I emailed Dr. Paul Orchard at University of Minnesota on Saturday and by Sunday he had emailed me back twice, with his entire team on copy. A BMT doctor emailing me on a weekend?! I knew I had made the right choice in Drs./hospitals. Up until then, I had felt all of Coleson's Drs. here had failed us. He had seen several, his pediatrician, his surgeon, his ENT, the first Geneticist (the one who delivered the bad news), none of them had taken Coleson's symptoms seriously or reacted with any sense of urgency. In fact it took 3 weeks to get diagnosed because the geneticist dropped the ball on the lab work (and the MRI). Finally though I felt like we were in the right hands. On Monday, the intake nurse called me at 5:30 am on her way to work to brief me on what I needed to send her so we could arrange the grueling week long baseline testing and evaluation process.

When Coleson was diagnosed he was the only pediatric Hurler case in the valley. Hurlers and MPS belong to the "Rare and Orphan" diseases. The chance of having a child with MPS is 1 in 100,000 to 250,000. In Coleson's case, he was 1 in 5 million living in the Phoenix valley. There were a few other MPS families with other forms but none of the other forms go through BMT and unfortunately some do not have ERT available either. I felt very rare and orphan myself.

Ironically today, on the 1 year anniversary of Coleson's diagnosis, I learned and spoke to another potential Hurler family in the valley. They are in the agonizing waiting-for-the-lab-results stage. Fortunately Dr. Aleck can provide them with a little more guidance than he could us by using Coleson as a reference point.  This is the one of the positives about having a special child, there are numerous ways to give back and help others. Coleson's journey will help others who come after him just as we have benefited from those who have come before us.

I still remember my first phone call with a Hurler dad. Even though we were thousands of miles apart, he was able to give me some hope and lots of info about the journey we were just starting. With that call I felt a little less "rare and orphan". I was also lucky enough to meet him and his boys in person in Minnesota. Thanks Todd for that first conversation and for all the others as well.

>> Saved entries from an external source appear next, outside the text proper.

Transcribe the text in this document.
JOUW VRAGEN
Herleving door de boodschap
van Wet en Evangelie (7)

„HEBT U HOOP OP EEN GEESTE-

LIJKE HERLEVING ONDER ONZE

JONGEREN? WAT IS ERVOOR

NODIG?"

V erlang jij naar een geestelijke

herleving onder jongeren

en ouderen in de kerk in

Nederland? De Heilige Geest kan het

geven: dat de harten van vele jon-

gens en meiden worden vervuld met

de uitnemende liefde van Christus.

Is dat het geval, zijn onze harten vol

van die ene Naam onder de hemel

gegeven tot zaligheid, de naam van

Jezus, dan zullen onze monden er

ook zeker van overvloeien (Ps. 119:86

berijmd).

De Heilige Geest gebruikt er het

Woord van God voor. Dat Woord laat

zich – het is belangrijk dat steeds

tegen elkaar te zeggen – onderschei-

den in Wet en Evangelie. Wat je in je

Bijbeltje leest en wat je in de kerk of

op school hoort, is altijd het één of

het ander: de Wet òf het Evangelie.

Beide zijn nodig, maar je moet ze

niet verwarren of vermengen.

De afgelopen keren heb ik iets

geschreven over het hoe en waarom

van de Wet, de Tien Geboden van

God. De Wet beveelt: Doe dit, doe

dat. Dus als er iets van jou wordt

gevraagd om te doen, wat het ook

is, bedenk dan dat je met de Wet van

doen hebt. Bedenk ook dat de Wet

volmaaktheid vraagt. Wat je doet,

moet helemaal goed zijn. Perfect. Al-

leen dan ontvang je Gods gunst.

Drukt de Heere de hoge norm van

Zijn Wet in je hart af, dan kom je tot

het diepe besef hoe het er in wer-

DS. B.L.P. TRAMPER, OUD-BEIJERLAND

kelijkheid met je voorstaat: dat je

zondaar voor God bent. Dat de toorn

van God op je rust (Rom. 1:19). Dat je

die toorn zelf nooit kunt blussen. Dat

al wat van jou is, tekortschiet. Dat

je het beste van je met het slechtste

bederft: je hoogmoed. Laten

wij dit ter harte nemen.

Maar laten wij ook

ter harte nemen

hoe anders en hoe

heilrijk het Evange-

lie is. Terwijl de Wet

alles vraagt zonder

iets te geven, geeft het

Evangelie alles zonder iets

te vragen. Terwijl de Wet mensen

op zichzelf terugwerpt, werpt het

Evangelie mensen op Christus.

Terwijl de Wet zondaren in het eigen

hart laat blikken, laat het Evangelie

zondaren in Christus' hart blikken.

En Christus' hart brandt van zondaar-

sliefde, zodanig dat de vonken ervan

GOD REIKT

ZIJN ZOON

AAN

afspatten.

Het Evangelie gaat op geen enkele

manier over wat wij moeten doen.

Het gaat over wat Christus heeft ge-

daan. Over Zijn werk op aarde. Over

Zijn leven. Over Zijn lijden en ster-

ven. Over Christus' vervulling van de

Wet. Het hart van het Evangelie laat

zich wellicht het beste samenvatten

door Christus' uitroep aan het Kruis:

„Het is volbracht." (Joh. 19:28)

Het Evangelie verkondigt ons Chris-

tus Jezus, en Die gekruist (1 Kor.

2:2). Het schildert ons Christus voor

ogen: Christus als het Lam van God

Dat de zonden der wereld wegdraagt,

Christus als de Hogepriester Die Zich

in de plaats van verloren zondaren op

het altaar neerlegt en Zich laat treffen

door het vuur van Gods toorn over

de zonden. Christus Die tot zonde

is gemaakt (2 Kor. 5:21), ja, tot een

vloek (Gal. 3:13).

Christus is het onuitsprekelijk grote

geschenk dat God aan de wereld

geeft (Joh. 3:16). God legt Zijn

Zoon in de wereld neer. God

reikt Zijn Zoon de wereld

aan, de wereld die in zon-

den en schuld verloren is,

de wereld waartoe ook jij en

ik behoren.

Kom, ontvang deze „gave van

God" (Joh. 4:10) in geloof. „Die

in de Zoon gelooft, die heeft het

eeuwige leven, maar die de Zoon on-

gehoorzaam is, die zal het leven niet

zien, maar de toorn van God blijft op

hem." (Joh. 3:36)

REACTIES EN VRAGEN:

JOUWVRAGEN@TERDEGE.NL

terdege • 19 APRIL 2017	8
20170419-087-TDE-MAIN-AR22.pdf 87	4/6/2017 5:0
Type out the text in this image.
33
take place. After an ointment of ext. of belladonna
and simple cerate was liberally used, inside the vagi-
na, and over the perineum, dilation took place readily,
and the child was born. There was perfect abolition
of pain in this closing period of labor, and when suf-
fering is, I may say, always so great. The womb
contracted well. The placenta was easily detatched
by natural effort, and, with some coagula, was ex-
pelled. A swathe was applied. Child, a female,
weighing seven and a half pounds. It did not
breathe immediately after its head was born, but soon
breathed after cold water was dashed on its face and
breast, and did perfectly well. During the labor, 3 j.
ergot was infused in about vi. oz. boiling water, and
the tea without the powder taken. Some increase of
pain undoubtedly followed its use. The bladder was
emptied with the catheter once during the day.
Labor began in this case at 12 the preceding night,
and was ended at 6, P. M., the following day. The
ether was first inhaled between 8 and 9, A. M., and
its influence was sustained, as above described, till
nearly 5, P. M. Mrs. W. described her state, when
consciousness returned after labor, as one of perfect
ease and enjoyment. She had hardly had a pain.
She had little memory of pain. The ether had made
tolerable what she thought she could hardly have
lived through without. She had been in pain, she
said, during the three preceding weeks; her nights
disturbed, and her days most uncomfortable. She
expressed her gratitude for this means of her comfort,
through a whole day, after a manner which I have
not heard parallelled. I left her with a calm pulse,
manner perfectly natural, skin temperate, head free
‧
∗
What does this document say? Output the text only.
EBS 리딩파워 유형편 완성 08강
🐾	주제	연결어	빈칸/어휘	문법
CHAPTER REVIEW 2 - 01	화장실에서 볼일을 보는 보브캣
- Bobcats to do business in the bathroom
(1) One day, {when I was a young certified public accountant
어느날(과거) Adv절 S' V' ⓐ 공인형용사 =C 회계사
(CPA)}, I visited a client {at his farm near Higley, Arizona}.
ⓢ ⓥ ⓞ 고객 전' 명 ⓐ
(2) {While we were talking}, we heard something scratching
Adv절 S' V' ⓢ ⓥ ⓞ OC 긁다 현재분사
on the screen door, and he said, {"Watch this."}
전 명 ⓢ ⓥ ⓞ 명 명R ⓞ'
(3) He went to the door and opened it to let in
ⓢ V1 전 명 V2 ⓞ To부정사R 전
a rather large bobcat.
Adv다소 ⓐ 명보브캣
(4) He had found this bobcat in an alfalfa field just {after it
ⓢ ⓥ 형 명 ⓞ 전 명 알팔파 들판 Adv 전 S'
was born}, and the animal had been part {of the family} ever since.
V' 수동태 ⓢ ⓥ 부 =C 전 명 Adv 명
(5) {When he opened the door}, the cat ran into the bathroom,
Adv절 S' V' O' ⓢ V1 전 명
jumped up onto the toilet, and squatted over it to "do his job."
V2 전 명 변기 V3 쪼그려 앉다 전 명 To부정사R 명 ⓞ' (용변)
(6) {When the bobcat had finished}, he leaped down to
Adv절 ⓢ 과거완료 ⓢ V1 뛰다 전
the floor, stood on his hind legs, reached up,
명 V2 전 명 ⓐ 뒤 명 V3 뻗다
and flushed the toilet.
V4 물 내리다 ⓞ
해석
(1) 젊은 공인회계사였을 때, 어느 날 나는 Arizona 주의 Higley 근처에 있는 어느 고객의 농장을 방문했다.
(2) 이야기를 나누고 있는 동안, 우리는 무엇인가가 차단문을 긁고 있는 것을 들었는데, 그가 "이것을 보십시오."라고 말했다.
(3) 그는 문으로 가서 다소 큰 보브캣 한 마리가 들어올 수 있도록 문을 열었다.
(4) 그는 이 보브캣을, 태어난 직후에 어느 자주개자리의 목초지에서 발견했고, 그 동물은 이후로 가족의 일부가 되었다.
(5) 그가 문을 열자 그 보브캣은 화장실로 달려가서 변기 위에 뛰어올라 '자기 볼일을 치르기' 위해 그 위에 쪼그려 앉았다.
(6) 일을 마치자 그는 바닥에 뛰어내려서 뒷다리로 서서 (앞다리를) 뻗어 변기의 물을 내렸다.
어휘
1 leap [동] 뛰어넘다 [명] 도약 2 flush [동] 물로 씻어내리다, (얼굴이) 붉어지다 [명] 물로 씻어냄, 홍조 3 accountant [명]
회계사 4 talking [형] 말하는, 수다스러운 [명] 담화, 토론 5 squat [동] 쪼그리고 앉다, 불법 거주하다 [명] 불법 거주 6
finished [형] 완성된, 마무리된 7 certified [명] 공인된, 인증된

This is one reason why I write my blog.  It serves as a historical reference for me and a way to communicate to the masses but also a guide for others.  This is the way the those of us in the Hurler family learn from eachother (blogs and facebook).  This is how I spend my free time, reading blogs and posts from other Hurler and BMT families. We are fortunate to live in a time with these resources and those that came 20, 10 and even 5 years before us did not have these invaluable resources.